Indian Institute of Technology, Hyderabad

Guided By:

Dr. V.N. Sastry

Designation: Professor

IDRBT, Hyderabad

Date of Submission: 4th July 2014

1

Abstract

This project is broadly divided in two parts, in the first part we would be finding intersection of common objects from different sets taking an example of finding common colored balls from different sets of containers.
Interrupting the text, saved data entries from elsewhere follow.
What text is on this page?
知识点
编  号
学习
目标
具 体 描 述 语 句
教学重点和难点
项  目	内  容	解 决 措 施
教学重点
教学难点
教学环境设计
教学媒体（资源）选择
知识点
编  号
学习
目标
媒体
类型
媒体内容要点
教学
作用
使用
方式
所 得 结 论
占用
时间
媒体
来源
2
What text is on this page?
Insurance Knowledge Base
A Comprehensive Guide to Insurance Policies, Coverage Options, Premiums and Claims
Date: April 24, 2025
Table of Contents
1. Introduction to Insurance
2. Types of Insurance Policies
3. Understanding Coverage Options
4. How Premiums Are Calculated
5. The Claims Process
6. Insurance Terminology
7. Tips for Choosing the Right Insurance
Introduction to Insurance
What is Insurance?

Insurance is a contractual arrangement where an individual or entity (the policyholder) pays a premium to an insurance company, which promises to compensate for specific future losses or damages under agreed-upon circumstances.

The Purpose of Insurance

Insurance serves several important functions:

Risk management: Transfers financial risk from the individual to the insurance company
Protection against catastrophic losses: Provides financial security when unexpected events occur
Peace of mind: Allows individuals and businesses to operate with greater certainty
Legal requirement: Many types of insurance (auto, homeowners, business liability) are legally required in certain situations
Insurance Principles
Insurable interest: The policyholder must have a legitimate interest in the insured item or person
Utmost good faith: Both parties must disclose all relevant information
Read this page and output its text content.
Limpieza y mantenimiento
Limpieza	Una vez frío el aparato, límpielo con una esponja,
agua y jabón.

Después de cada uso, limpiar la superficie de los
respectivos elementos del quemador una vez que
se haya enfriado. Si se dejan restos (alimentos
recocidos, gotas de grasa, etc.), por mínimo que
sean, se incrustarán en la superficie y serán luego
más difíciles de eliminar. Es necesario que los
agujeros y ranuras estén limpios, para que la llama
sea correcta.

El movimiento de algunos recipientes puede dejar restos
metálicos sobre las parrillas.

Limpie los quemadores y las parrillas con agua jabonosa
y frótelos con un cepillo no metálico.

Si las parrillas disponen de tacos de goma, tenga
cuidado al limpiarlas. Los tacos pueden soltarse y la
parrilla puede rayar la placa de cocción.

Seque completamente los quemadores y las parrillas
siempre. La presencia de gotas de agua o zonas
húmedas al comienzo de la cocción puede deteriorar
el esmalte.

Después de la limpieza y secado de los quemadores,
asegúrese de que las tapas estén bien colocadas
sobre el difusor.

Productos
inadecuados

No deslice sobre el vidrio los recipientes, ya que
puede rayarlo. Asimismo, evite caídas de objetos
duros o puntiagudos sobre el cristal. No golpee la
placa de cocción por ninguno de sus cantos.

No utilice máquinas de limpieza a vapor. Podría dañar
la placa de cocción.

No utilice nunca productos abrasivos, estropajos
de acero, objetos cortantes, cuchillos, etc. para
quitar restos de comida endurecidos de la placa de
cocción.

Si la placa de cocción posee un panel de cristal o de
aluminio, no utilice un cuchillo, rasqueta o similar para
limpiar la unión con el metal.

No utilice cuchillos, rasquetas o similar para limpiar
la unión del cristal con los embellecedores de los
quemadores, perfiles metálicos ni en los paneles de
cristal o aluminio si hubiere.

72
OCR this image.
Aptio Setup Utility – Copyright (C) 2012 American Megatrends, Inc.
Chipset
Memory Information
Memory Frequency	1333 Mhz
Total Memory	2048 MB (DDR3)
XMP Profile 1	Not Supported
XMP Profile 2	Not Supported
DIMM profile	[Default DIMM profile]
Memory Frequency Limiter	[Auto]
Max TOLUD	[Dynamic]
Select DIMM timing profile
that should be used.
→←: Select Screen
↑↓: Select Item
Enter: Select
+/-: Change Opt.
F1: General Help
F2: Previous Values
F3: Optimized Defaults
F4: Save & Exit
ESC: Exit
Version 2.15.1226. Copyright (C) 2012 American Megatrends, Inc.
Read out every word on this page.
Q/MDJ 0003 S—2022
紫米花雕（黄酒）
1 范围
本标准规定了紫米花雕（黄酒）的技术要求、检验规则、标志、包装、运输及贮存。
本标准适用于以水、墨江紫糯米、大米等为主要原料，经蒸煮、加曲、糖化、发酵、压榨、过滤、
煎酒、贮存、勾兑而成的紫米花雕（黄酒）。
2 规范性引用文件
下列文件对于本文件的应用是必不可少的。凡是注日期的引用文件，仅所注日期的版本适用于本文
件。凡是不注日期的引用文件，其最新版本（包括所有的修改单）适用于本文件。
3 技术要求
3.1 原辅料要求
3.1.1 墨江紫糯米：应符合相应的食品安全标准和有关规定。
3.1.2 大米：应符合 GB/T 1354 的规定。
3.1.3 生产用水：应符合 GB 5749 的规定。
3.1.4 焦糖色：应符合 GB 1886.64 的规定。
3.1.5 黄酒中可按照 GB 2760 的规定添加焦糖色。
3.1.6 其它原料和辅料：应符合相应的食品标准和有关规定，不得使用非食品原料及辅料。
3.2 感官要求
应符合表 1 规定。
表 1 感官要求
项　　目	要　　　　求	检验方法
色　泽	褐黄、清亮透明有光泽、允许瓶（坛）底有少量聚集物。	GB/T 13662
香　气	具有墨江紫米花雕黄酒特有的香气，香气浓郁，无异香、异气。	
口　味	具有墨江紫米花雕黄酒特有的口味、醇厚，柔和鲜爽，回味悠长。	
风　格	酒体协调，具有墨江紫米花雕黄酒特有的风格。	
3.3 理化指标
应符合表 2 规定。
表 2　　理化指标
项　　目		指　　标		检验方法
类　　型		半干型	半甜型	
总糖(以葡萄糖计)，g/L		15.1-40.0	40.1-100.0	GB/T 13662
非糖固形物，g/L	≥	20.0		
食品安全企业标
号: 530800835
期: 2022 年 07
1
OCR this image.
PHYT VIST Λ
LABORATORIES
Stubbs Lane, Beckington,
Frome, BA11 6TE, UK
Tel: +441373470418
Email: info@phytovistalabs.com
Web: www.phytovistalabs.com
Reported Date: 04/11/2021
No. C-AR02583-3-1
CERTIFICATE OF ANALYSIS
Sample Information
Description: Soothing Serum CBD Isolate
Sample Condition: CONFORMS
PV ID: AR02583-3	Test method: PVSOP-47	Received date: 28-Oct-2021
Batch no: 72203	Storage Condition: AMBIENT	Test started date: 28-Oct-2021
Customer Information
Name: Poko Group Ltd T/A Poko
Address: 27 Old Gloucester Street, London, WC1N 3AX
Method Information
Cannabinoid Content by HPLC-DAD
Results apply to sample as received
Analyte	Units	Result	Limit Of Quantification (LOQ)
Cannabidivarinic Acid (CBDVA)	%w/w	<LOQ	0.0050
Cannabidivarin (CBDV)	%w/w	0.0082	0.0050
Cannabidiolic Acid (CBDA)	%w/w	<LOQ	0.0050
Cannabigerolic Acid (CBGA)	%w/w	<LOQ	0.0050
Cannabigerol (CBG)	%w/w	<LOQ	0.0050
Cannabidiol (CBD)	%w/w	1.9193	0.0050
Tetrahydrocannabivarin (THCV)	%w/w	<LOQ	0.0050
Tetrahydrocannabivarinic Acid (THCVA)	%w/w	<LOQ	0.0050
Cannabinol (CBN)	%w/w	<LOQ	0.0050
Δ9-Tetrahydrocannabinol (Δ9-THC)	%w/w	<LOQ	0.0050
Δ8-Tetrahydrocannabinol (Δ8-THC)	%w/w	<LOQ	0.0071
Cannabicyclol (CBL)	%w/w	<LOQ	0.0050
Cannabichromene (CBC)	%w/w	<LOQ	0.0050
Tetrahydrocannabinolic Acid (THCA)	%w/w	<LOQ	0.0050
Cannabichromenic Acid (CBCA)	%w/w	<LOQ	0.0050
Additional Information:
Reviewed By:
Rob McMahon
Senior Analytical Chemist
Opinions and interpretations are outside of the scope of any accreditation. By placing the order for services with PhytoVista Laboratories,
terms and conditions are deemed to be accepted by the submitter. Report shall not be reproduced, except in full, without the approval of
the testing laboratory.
In second part we would describe K-Means Clustering Algorithm to find similar numerical sets and we will experimentally find optimal value of “K” in clustering algorithm by using Elbow Method. Both the these are explained with an example of mobiles phones and done implementation in java.

2

Certificate

Certified that this is a bonafide record of summer internship project work entitled

Design & Implementation of Classification & Clustering Algorithm for Mobile Phones

Done By

Ratnesh Chandak

B. Tech - CSE (2nd Year)

Indian Institute of Technology, Hyderabad

at IDRBT, Hyderabad during 6th May to 5th July 2014

Prof. V N Sastry

(Project Guide)

IDRBT, Hyderabad

3

Acknowledgement

We have completed this project as summer internship in IDRBT (Institute for Development and Research in Banking Technology), Hyderabad under the guidance of Dr. V.N. Sastry. We would like to thank all our friends and our mentor for great support in completing this project.

Ratnesh Chandak Date:

(Project Trainee)

4

Contents

Chapter 1 Introduction

1.1 Project Objectives

1.2 Classification

1.3 Clustering

Chapter 2 Container-Ball Algorithm

2.1 Algorithm

2.2 Application

2.3 Remarks

Chapter 3 Cluster Analysis of Mobile Phones

3.1 Assigning weights to Mobile Phones

3.2 K-Means Clustering Algorithm

3.3 Finding Optimal K for Clustering Algorithm

3.4 Observations

Chapter 4 Conclusion and Future Work

Appendix A: Program of Weight calculation & K-Means Clustering Algorithm

References

5

Chapter 1: Introduction

1.1 Project Objectives

1. To find intersection of same colored balls of same sizes from a set of containers. 2. To do Cluster Analysis of Mobile phones available in market.

1.2 Classification

Classification refers to the task of predicting a class label for given unlabeled objects in the dataset.

Example:

1. A Bank loan officer needs analysis of past data to learn which loan applicants are safe and who are risky and accordingly the officer provides loan.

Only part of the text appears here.